Michelangeli's wizardry: the definitive Debussy!,
Santa Fe Listener | 02/05/2004
(5 out of 5 stars)
"Two words to describe Debussy played by Arturo Benedetti Michelangeli: infinite and inimitable! If possible get the double cd with Preludes 1 & 2 , Images 1 & 2 and Children's Corner."
You can't always appeal to the deaf ears of critics
Mr. Keys | Toronto, Ontario | 04/21/2005
(5 out of 5 stars)
"They say that "those who can't....teach." I think the sentence should end with "become critics." I wonder how closely critics really listen to a recording. I have the impression they put the cd on and take a shower, or use the washroom, or put the tv on at the same time, because some of the things they write are just plain rubbish. "I remember when so and so played this when I was 14 and I just thought it was miraculous. 43 years later I heard them again and the miracle was only verified....blah, blah blah." If you heard it before, It probably got better in you mind, the same way all memories do. If the first time you heard it was by someone else, that will always be the natural way to hear it. Guys, think before you write, because you're saying really silly things.
Michelangeli was a fantastic pianist and he has his own unique world. He was an aristocrat in music, and presented music in a similar fashion. ( Do all the critics reading this understand what I'm saying? Think for a couple of seconds before huffing and puffing.) This is essential listening and no other pianist can present music in so clear a texture in french music. This is his way and we are lucky to be able to hear it.

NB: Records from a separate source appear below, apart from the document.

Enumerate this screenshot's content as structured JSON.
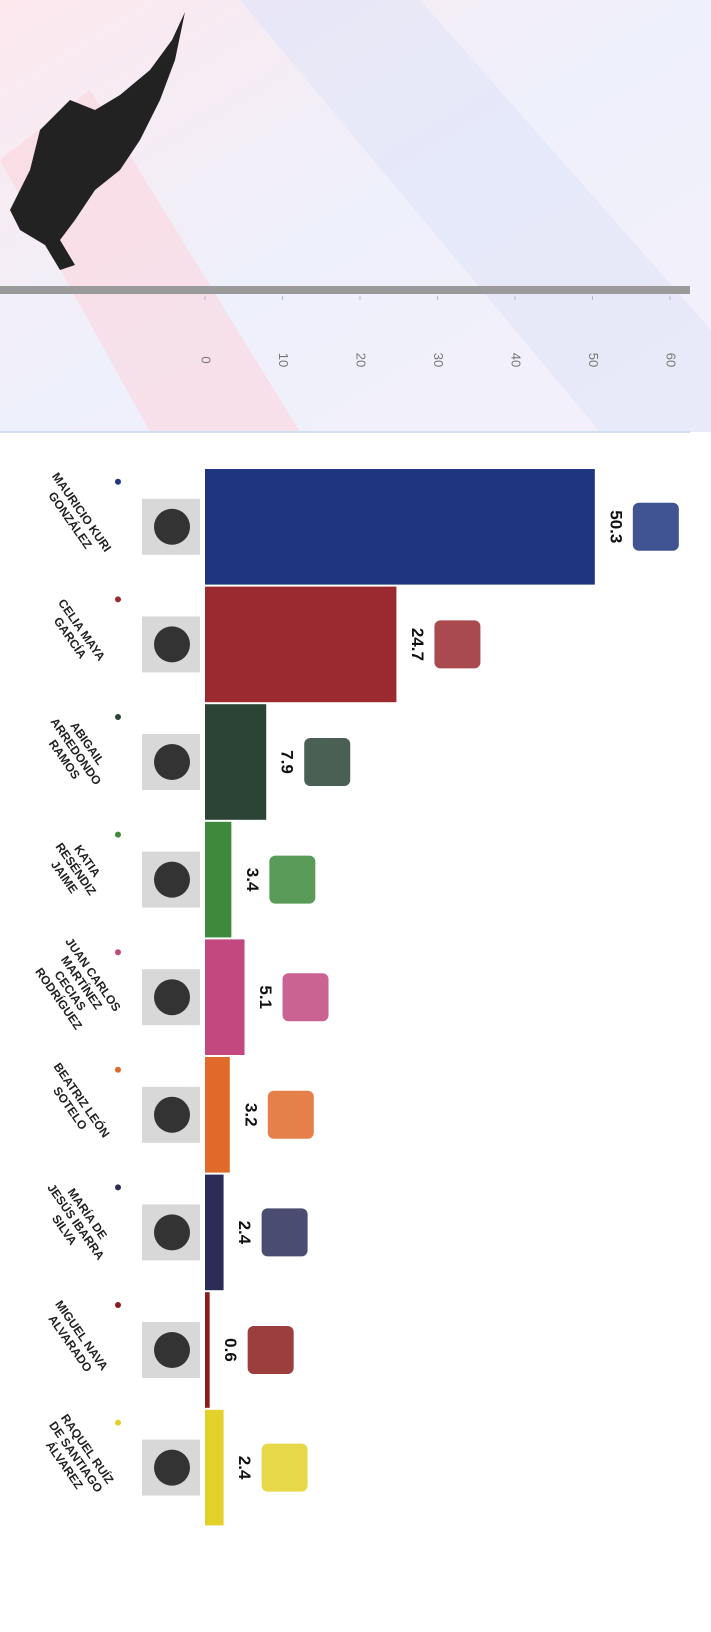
{
  "chart_data": {
    "type": "bar",
    "orientation": "horizontal",
    "categories": [
      [
        "MAURICIO KURI",
        "GONZÁLEZ"
      ],
      [
        "CELIA MAYA",
        "GARCÍA"
      ],
      [
        "ABIGAIL",
        "ARREDONDO",
        "RAMOS"
      ],
      [
        "KATIA",
        "RESÉNDIZ",
        "JAIME"
      ],
      [
        "JUAN CARLOS",
        "MARTÍNEZ",
        "CECIAS",
        "RODRÍGUEZ"
      ],
      [
        "BEATRIZ LEÓN",
        "SOTELO"
      ],
      [
        "MARÍA DE",
        "JESÚS IBARRA",
        "SILVA"
      ],
      [
        "MIGUEL NAVA",
        "ALVARADO"
      ],
      [
        "RAQUEL RUÍZ",
        "DE SANTIAGO",
        "ÁLVAREZ"
      ]
    ],
    "values": [
      50.3,
      24.7,
      7.9,
      3.4,
      5.1,
      3.2,
      2.4,
      0.6,
      2.4
    ],
    "colors": [
      "#1f3580",
      "#9a2a30",
      "#2c4436",
      "#3d8a3c",
      "#c2487f",
      "#e06a2a",
      "#2b2d58",
      "#8c1c1c",
      "#e3d12a"
    ],
    "xlim": [
      0,
      60
    ],
    "xticks": [
      0,
      10,
      20,
      30,
      40,
      50,
      60
    ]
  }
}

That is the great thing about great pianists, they all sound different, so everyone can have their tastes satisfied.
Buy this for the sheer sake of its artistry. If you don't like it, sell it on ebay."

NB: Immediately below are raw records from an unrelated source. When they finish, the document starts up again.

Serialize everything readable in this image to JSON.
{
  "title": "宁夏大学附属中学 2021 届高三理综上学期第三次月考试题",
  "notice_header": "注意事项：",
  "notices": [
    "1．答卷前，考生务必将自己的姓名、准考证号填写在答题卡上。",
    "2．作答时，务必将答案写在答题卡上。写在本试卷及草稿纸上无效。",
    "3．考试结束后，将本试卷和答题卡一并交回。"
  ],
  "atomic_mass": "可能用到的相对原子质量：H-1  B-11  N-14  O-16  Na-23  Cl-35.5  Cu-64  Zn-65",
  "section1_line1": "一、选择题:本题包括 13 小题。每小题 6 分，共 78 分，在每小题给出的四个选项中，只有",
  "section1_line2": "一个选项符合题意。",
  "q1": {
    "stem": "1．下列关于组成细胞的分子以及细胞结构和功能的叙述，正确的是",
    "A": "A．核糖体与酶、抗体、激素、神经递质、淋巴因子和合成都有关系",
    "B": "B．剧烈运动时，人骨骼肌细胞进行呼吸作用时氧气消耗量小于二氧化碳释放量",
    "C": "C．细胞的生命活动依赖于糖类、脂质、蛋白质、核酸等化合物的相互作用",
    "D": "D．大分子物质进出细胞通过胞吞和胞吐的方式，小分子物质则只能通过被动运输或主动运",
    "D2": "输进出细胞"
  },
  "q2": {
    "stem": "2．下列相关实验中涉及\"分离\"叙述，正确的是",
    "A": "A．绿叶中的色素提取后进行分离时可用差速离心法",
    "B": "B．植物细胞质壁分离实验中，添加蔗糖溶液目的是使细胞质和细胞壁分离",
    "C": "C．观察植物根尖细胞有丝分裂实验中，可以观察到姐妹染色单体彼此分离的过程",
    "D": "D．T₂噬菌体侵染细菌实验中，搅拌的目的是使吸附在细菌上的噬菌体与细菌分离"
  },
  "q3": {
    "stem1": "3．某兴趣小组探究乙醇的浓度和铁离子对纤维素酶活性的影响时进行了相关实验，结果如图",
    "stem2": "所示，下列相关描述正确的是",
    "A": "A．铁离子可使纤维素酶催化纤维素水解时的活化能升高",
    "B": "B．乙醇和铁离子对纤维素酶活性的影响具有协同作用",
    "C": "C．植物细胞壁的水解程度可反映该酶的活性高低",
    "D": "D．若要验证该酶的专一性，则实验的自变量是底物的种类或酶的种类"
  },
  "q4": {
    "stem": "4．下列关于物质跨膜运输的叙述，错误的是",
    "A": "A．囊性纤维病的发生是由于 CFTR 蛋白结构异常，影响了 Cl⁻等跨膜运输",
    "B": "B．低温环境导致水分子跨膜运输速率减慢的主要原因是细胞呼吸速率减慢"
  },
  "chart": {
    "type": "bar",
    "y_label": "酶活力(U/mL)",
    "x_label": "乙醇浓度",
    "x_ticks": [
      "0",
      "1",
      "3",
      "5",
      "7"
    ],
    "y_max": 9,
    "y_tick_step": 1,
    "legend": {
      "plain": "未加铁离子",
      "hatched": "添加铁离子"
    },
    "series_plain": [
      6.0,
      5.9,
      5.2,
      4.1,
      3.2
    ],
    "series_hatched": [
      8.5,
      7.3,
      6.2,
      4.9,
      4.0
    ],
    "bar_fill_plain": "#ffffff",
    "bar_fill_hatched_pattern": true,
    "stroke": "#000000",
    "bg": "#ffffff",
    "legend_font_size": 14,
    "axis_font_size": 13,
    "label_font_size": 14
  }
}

Brilliant but austere Debussy from a keyboard aristocrat
Santa Fe Listener | Santa Fe, NM USA | 04/23/2009
(4 out of 5 stars)
"Some pianists, like Arthur Rubinstein, cultivated the public's love, while at the opposite extreme Michelangeli froze the public out. His aristocratic aloofness aroused little affection even among those who were dazzled by the clarity, precision, and perfect balance in his playing. The attitude you take toward him, pro or con, will influence your reaction to this CD of the Debussy Predludes Bk. II. It came out in 1988 after an eight year period when the pianist recorded nothing, and at under 40 min., the timing is qute stingy. But Michelangeli was unapologetic about such things, as if they mattered nohting to him.
The Gramophone notes that the playing here is the opposite of ingratiating. There's no gauzy atmospherics, no mystery, not even very much soft playing, as a disappointed reviewer here notes. In his lifetime Debussy was said to play his music so delicately that he seemed to be playing directly on the piano's strings without an intervening mechanism. Michelangeli heads in the opposite direction, emphasizing a strong line and almost steely precision.
So has he missed the forest for the trees? Some critics have complained that his Debussy is all about the pianist and little about the music as it should be played. Others are overwhelmed by Michelangeli's supreme technical gifts. Personally, I do find that the pieces blur into each other without much attempt to give them individual character, but Debussy never intended for us to listen to a whole book of Preludes at a time. Maybe this CD makes its strongest effect taken a few Preludes at a time. The final one, Feux d'artifice (Fireworks), could easily convince you that Michelangeli has supernatural control and amazing independence between his right and left hands, but then, Hommage a S. Pickwick, shorn of any wit and good cheer, can persuade you that Michelangeli is too cool for his own good.
In any event, no one has ever claimed that this pianist was less than sovereign, so we are forced to take him - or not - on his own terms."